The Academic Affairs office recently released the fall 2015/spring 2016 academic calendar, surprising many students with an extra-late finals week and an elimination of any sort of reading period.

According to the calendar, fall 2015 classes will end on Tuesday, Dec. 15, and final exams will commence immediately afterward on Wednesday, Dec. 16. Finals week will go until Dec. 22, and residence halls will close on Dec. 23.

Donald Nieman, provost and executive vice president for academic affairs at Binghamton University, said that there are parameters to follow when making the schedule, and it is difficult to balance everything. These guidelines, set by the United States Department of Education, regulate credit hours, student class time and outside-of-class work.

He said the changes are largely a result of how the calendar falls — usually, finals occur the last week before Christmas, Monday to Friday. But in 2015, Christmas falls on a Friday, so the week is cut short. Because the University has to fulfill a certain number of days of classes, Nieman explained that finals week must run late to accommodate them.

“I didn’t want to push back the beginning of the semester, because if we’d done that, students would’ve been quitting their jobs and getting ready to come here,” Nieman said. “Cutting a week out of someone’s opportunity to earn money in the summer really affects a lot of students very adversely.”

Despite this, students and faculty alike say they are unhappy with how the end of the semester falls. Ann Merriwether, a psychology professor, said it will put pressure on everybody.

“I think it’s going to create a bit of stress for all of us,” Merriwether said. “It will be a challenge to get grades completed in a timely fashion, one would suspect it will make exam preparation more challenging.”

Since residence halls close early, resident assistants will be closing buildings until late Dec. 23. Nick Pulakos, a sophomore majoring in history and currently applying to be an RA, said he would be unhappy staying so long.

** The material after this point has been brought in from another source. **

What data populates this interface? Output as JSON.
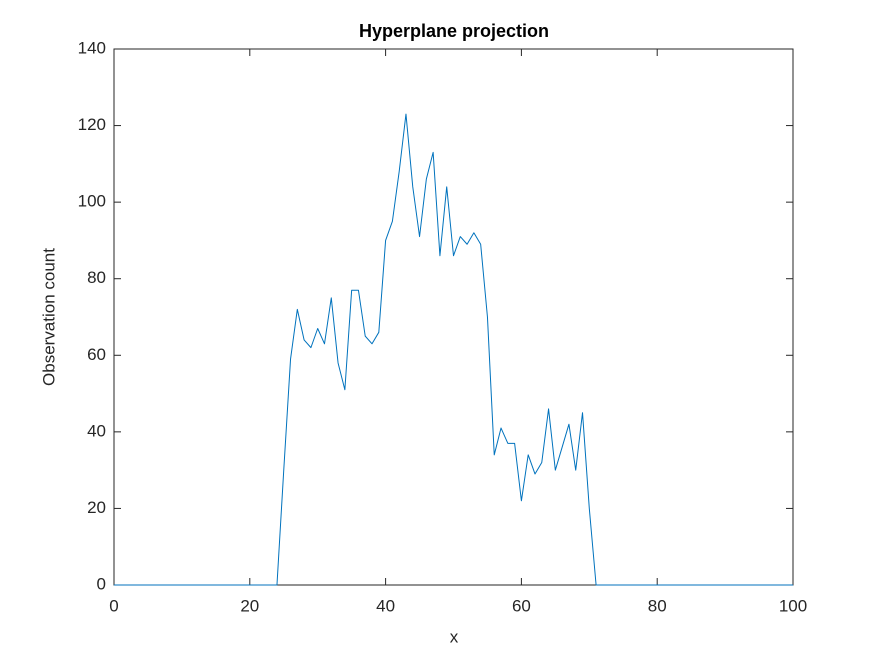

“I would be extremely annoyed that I would be getting home very late,” Pulakos said. “The holiday season as a whole is extremely stressful because not only are you dealing with family but finals are right then, and then I have to worry about getting home late and seeing my family, it’s adding another element of stress that doesn’t necessarily have to be there.”

A senior RA, who asked to be quoted anonymously, said that the new schedule’s lack of time for exam preparation will be detrimental to student success.

“I think it’s a huge disadvantage to all of the students not getting any time in between the last day of classes and the beginning of final exams,” he wrote in an email. “Usually you get at least the weekend, other schools get entire weeks.”

He also said that ending so close to Christmas would be risky for students remaining till the end of exam week who live far away.

“We have a five or six hour drive home, and you don’t know what the weather is going to be like either, plus it’s holiday season so everybody is going to be on the road that day and I think its just too close to the holidays for school to be ending,” he said.

Nieman said that he understands that it can be an inconvenience, but that it is largely unavoidable and could be worse for students.

“I think that it will give them less time at home before the holidays, and I think that that probably will be an inconvenience for some,” Nieman said. “But we’re not pushing it so close that people who celebrate Christmas can’t get home for Christmas.”